A U.S.-led coalition dropped leaflets last week on Mosul, the Islamic State group’s headquarters city in Iraq, promising the civilians there that they have not been forgotten and that they will be liberated. Before those people had the chance to see the leaflets, however, members of the militant group, aka either ISIL or ISIS, forced them back into their homes and proceeded to collect all of the fallen paper, the Pentagon said Friday.
“The leaflet drop may have struck a little bit of a chord, struck a nerve with ISIL,” said Army Col. Steve Warren, a representative of the U.S. Defense Department. “These leaflets were planned and designed and printed and everything by the Iraqi army. They asked us for some help dropping the leaflets, and so we provided that. They will probably continue to conduct these leaflet drops. It is unlikely that the enemy is able to pick up [every] single leaflet, because they drop them in the thousands, tens of thousands.”

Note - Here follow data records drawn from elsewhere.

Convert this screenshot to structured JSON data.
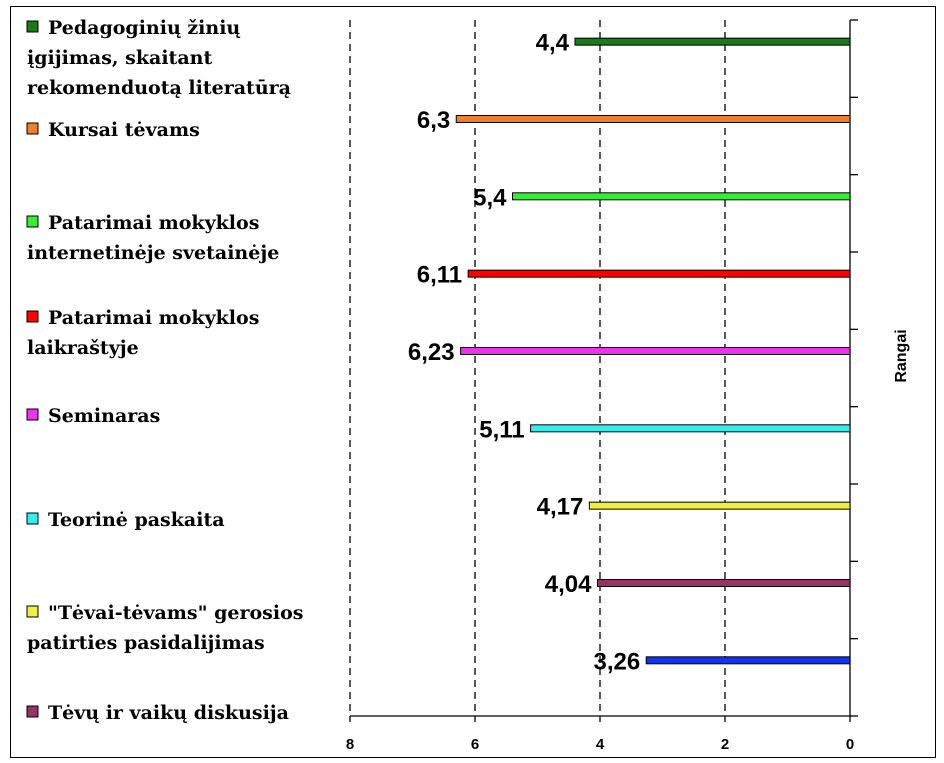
{
  "chart_data": {
    "type": "bar",
    "orientation": "horizontal",
    "x_reversed": true,
    "xlim": [
      0,
      8
    ],
    "xticks": [
      "8",
      "6",
      "4",
      "2",
      "0"
    ],
    "xtick_values": [
      8,
      6,
      4,
      2,
      0
    ],
    "ylabel": "Rangai",
    "grid": "vertical dashed",
    "legend_position": "left",
    "series": [
      {
        "name": "Pedagoginių žinių įgijimas, skaitant rekomenduotą literatūrą",
        "legend_lines": [
          "Pedagoginių žinių",
          "įgijimas, skaitant",
          "rekomenduotą literatūrą"
        ],
        "value": 4.4,
        "label": "4,4",
        "color": "#1a7a1a"
      },
      {
        "name": "Kursai tėvams",
        "legend_lines": [
          "Kursai tėvams"
        ],
        "value": 6.3,
        "label": "6,3",
        "color": "#ee7f2d"
      },
      {
        "name": "Patarimai mokyklos internetinėje svetainėje",
        "legend_lines": [
          "Patarimai mokyklos",
          "internetinėje svetainėje"
        ],
        "value": 5.4,
        "label": "5,4",
        "color": "#33ee33"
      },
      {
        "name": "Patarimai mokyklos laikraštyje",
        "legend_lines": [
          "Patarimai mokyklos",
          "laikraštyje"
        ],
        "value": 6.11,
        "label": "6,11",
        "color": "#ff0000"
      },
      {
        "name": "Seminaras",
        "legend_lines": [
          "Seminaras"
        ],
        "value": 6.23,
        "label": "6,23",
        "color": "#ee33ee"
      },
      {
        "name": "Teorinė paskaita",
        "legend_lines": [
          "Teorinė paskaita"
        ],
        "value": 5.11,
        "label": "5,11",
        "color": "#33eeee"
      },
      {
        "name": "\"Tėvai-tėvams\" gerosios patirties pasidalijimas",
        "legend_lines": [
          "\"Tėvai-tėvams\" gerosios",
          "patirties pasidalijimas"
        ],
        "value": 4.17,
        "label": "4,17",
        "color": "#eeee44"
      },
      {
        "name": "Tėvų ir vaikų diskusija",
        "legend_lines": [
          "Tėvų ir vaikų diskusija"
        ],
        "value": 4.04,
        "label": "4,04",
        "color": "#993366"
      },
      {
        "name": "",
        "legend_lines": [],
        "value": 3.26,
        "label": "3,26",
        "color": "#1133ee"
      }
    ]
  }
}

The leaflets are a new tactic being employed by the Iraqi military to boost the morale of the civilians living in ISIS-controlled territory, Warren said. The papers dropped on Mosul last week included the names of cities already liberated by Iraqi security forces.
After eight months of battle, Iraqi forces pushed the last ISIS extremists out of the city of Ramadi in the country’s western Anbar province in December. However, the Sunni militant group is still in control of Fallujah, just east of Ramadi and about 40 miles outside the capital Baghdad. Iraqi forces will need to take Fallujah before gaining control of Anbar and moving on to the large city of Mosul in the north.
Iraqi security forces have vowed to retake Fallujah, but ISIS has maintained its grip on the city. Thousands of people are still living in the besieged area, and many have reported they are being starved by the extremist group. Sunni tribesmen there have taken up arms against the militant group, but a lack of ammunition and weaponry, as well as international support, has limited their success. Tribal leaders in Fallujah have warned that if their fighters do not receive the weapons needed to combat ISIS, hundreds of people would die.
The clock for liberating Mosul is ticking. The Mosul Dam is no longer in the hands of ISIS, but it requires serious restoration, and the United Nations said last week it is at risk of failing. Samantha Power, U.S. ambassador to the United Nations, and Mohamed Alhakim, Iraq’s permanent representative at the U.N., held a briefing on the status of the dam and said that in the event of a breach, there is the potential for a 45-foot-high wave that could scour everything in its path. The dam is a two-mile-long barrier that can hold back as much as 441 million cubic feet of water.
Mosul dam failure wld be catastrophic—entire pop of Baghdad wld face choice to flee or risk being stranded by flood pic.twitter.com/O5u2ZBUojz
— Samantha Power (@AmbassadorPower) March 9, 2016
But the operation to retake Mosul is still several months away, according to Iraqi senior officials. “We are all trained, qualified and ready for battle, but this force is not enough to retake Mosul,” Iraqi Lt. Col. Mohammed al-Wagaa, stationed at Makhmour, told the Associated Press last week. “The battle for Mosul is going to take a long time.”
Prime Minister Haider al-Abadi has vowed to retake Mosul from ISIS this year, but U.S. Marine Lt. Gen. Vincent Stewart, director of the Defense Intelligence Agency, told Congress last month, “I’m not as optimistic.”